THE CUT AS TEMPORAL REALITY

Essay · 2025

The cut can also be understood in terms of temporal reality. The physicist Boltzmann was famous for the explanation of the second law of thermodynamics – ‘that heat will only ever pass from hot bodies to cold, never the other way around’ (Rovelli, 2019). Rovelli states, in The Order of Time, there is truly only one equation that says time can only flow forwards (in essence, entropy). Rovelli later explains that there is a granularity to time, since time has a minimum interval, known as Planck time. Rovelli states “the good Lord has not drawn the world with continuous lines: with a light hand, he has sketched it in dots, like Seurat.” Time in cinema can be thought of accordingly - in terms of granularity – the single frame being the minimum interval of time. When viewing a long take by Tarkovsky, we really are viewing reality itself, mirrored backwards from the projection. When viewing frames closely enough, time’s ‘blurring’ becomes meaningless (the still frame) however when viewed whilst moving, a moving image or ‘reality’ is produced. Physics has demonstrated here that even attempting to demonstrate reality’s realness is in of itself perhaps impossible.

For Fisher in Ghosts of My Life, the functioning of society takes after this structure of time in physics. Fisher’s core thesis states that the future that modernity promised (of constant, technological and economic ‘progress’) was never delivered in something he calls ‘the slow cancellation of the future’. Is this not the model of physics Rovelli explains? We experience the real world as a series of cause-and-effect events, however time “jumps, fluctuate, materialises only by interacting, and is not to be found beneath a minimum scale…” (Rovelli 2019). This is no different in cinema, the cutting of different scenes as creative geography, in creating the appearance of reality. In actuality, the film set is the only part of cinema that is of profound reality. In how one character within the film experiences the ‘plot’ may feel vary greatly to another, based on their relative experience of edited time. This must mean that time in cinema and functioning of time in actuality resembles each other closely.

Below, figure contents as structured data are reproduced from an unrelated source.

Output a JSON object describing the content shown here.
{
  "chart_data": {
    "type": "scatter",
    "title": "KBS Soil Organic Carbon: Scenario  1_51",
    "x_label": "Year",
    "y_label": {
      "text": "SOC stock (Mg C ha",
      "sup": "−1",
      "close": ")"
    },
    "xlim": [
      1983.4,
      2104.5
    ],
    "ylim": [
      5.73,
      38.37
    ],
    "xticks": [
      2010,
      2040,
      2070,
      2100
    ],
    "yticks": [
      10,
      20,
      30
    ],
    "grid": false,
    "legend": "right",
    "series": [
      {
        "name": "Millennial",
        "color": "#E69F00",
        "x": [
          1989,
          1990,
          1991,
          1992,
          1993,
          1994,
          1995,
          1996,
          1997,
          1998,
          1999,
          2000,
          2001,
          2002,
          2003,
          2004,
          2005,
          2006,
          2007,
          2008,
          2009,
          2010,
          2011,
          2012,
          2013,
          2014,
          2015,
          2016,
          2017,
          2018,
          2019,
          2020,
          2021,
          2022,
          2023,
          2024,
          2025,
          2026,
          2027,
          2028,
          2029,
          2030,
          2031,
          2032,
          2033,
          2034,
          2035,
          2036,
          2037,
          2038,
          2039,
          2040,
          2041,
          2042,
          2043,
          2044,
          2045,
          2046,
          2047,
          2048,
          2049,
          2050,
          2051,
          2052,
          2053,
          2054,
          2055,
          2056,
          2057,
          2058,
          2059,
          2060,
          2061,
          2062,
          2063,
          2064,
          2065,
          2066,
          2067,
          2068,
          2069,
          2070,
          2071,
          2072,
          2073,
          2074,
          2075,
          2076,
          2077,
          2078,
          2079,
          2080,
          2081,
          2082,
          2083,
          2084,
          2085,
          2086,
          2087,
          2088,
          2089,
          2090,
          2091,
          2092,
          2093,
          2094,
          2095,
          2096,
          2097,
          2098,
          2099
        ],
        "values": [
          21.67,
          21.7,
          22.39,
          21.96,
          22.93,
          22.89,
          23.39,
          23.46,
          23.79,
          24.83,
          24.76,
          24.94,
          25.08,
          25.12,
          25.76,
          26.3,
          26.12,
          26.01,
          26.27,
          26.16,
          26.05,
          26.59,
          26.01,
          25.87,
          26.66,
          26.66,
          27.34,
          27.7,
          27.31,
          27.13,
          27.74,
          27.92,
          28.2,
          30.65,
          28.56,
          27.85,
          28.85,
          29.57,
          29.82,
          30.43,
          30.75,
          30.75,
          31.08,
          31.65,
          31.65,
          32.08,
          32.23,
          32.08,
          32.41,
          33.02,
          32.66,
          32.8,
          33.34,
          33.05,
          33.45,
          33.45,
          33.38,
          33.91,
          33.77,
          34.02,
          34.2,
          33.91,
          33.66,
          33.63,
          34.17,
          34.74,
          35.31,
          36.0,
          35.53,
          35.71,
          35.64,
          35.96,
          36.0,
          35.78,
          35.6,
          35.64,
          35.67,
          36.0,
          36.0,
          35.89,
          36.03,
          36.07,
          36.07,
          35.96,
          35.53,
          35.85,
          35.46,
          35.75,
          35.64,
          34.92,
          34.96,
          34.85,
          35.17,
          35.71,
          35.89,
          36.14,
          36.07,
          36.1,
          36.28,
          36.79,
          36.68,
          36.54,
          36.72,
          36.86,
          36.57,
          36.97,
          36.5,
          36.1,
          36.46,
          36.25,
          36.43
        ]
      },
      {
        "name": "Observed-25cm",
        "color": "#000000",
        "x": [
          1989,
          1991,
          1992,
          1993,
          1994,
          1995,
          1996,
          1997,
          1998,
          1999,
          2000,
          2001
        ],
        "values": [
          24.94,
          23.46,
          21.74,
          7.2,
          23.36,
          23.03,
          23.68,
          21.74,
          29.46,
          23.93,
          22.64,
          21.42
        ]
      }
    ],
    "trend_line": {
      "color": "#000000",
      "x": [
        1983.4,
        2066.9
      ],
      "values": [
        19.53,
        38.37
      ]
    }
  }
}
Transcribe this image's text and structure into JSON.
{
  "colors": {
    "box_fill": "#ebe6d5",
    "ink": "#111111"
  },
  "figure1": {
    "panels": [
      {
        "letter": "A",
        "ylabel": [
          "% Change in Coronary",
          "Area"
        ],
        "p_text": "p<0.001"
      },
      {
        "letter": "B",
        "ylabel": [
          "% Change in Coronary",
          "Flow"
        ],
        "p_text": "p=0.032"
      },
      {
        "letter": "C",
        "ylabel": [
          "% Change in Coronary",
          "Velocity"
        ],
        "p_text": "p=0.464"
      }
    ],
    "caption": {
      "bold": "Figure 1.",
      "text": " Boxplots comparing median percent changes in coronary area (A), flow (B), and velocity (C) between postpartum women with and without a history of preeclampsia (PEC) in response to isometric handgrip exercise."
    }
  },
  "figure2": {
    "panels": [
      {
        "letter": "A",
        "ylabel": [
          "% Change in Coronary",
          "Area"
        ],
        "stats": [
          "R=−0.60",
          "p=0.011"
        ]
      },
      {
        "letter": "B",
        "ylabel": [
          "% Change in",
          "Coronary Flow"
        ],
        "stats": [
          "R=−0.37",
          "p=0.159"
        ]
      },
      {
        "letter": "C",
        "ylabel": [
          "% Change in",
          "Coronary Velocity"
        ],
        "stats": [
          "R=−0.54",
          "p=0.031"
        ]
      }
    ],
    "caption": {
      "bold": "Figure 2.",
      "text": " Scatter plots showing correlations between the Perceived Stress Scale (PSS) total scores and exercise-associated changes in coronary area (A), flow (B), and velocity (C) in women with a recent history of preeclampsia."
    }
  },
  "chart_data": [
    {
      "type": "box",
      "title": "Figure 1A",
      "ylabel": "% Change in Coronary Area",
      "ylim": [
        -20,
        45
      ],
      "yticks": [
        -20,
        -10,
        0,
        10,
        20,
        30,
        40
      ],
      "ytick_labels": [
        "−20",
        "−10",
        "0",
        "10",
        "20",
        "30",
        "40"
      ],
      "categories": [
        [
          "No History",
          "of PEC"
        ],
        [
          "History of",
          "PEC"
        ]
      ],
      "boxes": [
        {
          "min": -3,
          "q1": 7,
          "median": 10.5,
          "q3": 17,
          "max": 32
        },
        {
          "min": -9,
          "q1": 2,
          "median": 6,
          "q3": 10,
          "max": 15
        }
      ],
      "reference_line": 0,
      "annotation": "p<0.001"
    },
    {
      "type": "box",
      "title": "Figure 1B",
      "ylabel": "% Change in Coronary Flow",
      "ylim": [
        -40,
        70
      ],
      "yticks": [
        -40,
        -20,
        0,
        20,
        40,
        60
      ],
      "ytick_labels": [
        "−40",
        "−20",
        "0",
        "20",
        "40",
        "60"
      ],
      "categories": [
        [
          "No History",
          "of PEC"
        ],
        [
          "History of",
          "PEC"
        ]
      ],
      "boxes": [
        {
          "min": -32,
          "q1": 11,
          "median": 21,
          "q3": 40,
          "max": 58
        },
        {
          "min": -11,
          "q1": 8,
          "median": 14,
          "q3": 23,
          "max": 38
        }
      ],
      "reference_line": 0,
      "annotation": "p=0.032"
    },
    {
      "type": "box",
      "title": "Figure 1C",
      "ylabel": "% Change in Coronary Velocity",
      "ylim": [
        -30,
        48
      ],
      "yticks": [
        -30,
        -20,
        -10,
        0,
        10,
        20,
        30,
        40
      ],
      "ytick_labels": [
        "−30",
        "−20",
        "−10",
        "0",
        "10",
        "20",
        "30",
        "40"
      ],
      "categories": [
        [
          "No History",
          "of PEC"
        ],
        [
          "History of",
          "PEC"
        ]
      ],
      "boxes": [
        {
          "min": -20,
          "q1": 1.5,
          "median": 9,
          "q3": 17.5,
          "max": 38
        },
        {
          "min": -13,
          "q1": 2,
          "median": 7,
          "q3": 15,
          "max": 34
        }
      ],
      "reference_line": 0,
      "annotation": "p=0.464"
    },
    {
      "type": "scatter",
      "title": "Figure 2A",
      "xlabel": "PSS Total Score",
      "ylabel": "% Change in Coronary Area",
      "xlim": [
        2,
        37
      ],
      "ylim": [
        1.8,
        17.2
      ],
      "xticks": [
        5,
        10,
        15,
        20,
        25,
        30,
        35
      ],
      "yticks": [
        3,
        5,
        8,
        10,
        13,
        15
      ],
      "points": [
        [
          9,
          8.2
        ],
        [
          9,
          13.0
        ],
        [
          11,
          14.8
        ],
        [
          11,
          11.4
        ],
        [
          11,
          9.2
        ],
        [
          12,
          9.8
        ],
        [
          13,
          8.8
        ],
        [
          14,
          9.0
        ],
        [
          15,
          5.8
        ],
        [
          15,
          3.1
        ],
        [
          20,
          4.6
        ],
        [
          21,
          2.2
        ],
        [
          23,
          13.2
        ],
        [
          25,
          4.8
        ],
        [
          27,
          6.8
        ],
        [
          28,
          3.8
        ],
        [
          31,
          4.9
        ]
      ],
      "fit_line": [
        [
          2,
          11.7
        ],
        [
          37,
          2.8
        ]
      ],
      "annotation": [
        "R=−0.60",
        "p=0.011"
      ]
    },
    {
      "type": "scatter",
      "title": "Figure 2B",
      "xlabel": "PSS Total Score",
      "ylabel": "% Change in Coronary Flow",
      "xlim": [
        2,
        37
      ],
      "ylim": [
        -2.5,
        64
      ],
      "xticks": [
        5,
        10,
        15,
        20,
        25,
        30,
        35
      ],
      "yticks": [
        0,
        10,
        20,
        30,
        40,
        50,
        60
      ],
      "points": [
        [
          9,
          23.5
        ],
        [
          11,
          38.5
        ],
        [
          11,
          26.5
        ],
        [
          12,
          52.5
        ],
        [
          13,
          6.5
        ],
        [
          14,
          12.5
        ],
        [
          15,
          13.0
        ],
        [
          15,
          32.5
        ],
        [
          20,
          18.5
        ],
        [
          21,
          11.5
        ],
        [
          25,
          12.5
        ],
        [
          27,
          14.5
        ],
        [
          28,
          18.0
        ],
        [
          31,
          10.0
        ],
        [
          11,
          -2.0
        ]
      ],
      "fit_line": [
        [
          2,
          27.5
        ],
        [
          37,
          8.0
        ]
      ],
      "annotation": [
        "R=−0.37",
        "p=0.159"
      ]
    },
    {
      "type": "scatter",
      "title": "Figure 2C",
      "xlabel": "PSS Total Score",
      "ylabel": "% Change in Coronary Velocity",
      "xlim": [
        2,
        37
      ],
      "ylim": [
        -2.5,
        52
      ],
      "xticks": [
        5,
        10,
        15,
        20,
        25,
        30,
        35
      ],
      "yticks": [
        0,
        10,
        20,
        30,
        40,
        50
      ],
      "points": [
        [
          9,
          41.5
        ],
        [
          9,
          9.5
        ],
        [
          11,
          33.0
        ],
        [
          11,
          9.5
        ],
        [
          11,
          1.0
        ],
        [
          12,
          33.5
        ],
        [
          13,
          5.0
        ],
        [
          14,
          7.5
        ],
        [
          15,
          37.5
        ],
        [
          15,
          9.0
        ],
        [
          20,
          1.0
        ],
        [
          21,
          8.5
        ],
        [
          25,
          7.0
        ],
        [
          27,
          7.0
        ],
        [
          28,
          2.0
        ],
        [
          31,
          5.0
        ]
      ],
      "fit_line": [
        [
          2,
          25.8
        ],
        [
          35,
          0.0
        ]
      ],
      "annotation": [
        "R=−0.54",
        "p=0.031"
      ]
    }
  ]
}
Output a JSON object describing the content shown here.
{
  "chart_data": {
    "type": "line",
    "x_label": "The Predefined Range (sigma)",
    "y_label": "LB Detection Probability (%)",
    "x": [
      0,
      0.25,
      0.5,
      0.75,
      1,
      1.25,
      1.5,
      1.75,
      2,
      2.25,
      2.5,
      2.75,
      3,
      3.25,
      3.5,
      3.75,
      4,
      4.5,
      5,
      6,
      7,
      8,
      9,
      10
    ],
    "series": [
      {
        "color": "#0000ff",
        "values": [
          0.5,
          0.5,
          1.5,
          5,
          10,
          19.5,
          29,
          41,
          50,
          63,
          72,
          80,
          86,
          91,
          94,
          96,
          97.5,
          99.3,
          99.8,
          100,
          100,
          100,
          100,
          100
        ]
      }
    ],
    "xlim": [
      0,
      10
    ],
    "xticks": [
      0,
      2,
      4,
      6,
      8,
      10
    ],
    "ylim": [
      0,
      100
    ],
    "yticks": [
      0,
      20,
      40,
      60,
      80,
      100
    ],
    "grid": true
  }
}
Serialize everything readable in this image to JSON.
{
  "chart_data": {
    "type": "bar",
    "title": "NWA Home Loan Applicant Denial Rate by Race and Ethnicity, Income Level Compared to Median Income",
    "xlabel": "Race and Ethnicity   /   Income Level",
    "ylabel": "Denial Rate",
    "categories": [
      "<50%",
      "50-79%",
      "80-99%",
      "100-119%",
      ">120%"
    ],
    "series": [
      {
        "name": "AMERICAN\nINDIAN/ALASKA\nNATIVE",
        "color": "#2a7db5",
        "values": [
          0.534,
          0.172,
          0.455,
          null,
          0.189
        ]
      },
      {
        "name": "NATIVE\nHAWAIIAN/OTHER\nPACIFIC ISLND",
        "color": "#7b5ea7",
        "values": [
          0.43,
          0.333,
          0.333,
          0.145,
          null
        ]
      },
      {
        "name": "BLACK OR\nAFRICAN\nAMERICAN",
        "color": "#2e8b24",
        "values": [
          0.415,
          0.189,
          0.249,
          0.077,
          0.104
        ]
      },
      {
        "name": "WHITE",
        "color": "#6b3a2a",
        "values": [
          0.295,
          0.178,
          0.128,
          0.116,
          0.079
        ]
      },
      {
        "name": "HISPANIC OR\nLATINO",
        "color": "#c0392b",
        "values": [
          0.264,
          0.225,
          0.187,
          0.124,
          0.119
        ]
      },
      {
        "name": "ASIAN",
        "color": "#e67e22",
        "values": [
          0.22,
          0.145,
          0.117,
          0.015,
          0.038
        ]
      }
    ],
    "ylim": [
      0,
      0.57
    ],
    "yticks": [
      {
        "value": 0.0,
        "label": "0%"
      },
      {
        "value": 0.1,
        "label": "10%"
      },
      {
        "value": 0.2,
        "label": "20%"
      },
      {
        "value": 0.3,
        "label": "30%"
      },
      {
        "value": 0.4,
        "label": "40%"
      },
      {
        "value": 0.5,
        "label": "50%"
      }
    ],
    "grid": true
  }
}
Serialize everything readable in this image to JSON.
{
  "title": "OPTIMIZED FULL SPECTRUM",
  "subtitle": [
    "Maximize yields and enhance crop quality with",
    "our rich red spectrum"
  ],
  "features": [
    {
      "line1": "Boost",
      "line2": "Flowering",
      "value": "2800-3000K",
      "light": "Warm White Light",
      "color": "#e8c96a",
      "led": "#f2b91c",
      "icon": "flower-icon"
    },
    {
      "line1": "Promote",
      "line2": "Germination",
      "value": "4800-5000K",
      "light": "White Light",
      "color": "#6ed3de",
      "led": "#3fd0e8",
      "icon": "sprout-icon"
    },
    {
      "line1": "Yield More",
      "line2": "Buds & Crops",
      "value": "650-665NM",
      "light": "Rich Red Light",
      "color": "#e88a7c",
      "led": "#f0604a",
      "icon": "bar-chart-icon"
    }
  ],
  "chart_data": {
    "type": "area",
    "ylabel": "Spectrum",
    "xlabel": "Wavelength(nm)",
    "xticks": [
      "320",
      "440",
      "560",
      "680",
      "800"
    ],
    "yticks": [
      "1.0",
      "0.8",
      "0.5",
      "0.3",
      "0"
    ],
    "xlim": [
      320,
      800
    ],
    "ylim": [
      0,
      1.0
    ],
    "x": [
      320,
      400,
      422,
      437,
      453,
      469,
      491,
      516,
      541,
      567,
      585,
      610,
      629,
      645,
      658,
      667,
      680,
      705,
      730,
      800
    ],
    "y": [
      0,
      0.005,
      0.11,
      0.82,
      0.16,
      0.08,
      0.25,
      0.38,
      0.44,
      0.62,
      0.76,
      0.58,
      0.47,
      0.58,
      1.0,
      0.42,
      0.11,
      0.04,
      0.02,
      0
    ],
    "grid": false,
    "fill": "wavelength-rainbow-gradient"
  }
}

In Fisher’s scenario, there is no dramatic existential threat that halts capitalism, instead innovation stalls, culture repeats and our expectation of a future collapse. Here, the present is filled with ‘ghosts’ of the past (hauntology) as the future never occurs, demonstrating how both the past and present can exist simultaneously. Fisher states that under this order, depression is no longer a personal experience but instead an atmosphere created by capitalism’s ‘occupation of the horizon of what is thinkable.’

Reviewing these authors, the cut describes a system in which reality is already fragmented, existing in both past and present in reality as well as culturally, which can be understood through the logic of cinema. If time itself is already discontinuous, then the cut does not rupture reality – it reveals the way reality is constructed. In realizing this the new must consider how other elements of daily existence can operate under the framework that the cut can provide.